Now I have to figure out how I get G’MIC into darktable, Christmas is approaching very fast ;-). To become serious again, the biggest problem I see with doing this at the end of the processing is that the crop I do in $RawProcessor will cause an alignment problem afterwards. But that’s a different story (unless you accidentally have a solution :wink:).

By the way, my gmic command did not accept “.” as parameter for the inpainting, only “[-1]”. Maybe a quoting problem.

If there are docs specifically about G’MIC/gimp layer interactions I haven’t seen them. Perhaps when I have more time I can write some on the wiki. It’s mostly straightforward (each layer becomes an image on the stack) but there are quirks; the non-removable alpha channel being one, another related to opacity 0 areas not being copied back to gimp - needs to be a gimp bug report really.

The dot image parameter issue could be down to version, it was only introduced recently. If not as you say could be escape character related.

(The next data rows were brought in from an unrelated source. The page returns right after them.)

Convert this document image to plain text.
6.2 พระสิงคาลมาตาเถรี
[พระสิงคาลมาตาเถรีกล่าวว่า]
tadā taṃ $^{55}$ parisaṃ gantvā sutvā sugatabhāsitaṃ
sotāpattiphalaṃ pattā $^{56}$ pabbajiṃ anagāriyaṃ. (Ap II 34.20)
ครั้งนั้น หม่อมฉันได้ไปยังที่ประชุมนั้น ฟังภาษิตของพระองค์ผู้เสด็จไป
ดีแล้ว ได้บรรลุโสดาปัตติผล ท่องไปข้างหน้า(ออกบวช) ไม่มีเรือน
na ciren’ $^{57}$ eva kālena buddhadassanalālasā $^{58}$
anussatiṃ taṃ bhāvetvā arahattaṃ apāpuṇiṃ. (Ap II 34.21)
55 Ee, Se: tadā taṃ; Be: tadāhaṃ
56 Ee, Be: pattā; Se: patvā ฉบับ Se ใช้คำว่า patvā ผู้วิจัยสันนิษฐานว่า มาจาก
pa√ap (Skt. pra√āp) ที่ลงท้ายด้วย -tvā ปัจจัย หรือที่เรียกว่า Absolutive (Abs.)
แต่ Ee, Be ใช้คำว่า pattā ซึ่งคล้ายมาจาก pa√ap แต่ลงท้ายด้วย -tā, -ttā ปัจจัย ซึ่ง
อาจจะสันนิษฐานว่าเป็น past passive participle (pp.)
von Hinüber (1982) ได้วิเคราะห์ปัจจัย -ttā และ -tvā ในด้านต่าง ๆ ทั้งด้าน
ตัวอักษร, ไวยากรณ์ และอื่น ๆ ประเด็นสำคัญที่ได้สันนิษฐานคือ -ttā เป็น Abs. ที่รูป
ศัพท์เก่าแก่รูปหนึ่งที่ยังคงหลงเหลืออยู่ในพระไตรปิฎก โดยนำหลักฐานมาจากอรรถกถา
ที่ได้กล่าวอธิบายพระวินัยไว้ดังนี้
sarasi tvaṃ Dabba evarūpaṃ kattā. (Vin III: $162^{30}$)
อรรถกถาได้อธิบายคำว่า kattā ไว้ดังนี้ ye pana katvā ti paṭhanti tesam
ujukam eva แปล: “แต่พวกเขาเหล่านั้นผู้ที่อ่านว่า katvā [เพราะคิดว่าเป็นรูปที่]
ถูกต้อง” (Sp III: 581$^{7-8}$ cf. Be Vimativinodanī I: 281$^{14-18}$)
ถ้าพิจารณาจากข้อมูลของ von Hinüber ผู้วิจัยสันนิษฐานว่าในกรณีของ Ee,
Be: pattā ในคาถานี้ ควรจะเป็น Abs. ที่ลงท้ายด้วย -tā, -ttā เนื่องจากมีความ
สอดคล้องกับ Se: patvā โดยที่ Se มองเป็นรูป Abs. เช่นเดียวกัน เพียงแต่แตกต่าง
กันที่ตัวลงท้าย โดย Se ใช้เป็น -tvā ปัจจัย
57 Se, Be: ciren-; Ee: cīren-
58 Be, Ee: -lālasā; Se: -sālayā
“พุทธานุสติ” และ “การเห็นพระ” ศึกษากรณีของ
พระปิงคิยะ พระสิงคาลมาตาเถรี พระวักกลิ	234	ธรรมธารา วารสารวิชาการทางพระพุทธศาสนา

Not sure if this will help but rather than creating layers in the GIMP I sometimes use Fotoxx. It uses them too but hidden from the user. One of the noise removal tools goes by the name of a top hat filter. Playing with the rad killed the noise. I then reduced size by 2/3. It has another feature - brightness distribution. I flattened that by a lot and use the deband option. Then used it’s tone mapping heavily to bring the contract back up from the flattening. Sounds odd but is useful. I allowed it to work on high contrast. Then the combo tool, curves, saturation and colour balance plus some work on the blue curve, lowering the dark end. Also tried spot white balance but no idea what it should look like.

Then in the GIMP. Wavelet decompose to try and get rid of the black line. Might be possible but will takes some time. I’d wonder if it was possible in this case to simply cut it out. Something like 2 layers one part transparent no line overlapping the line and then scale to make the joins match,

Anyway result on noise removal and some of the line toned down. Few spots left but they would heal easily.

Fotoxx is a Linux package - :slight_smile: Aren’t we lucky.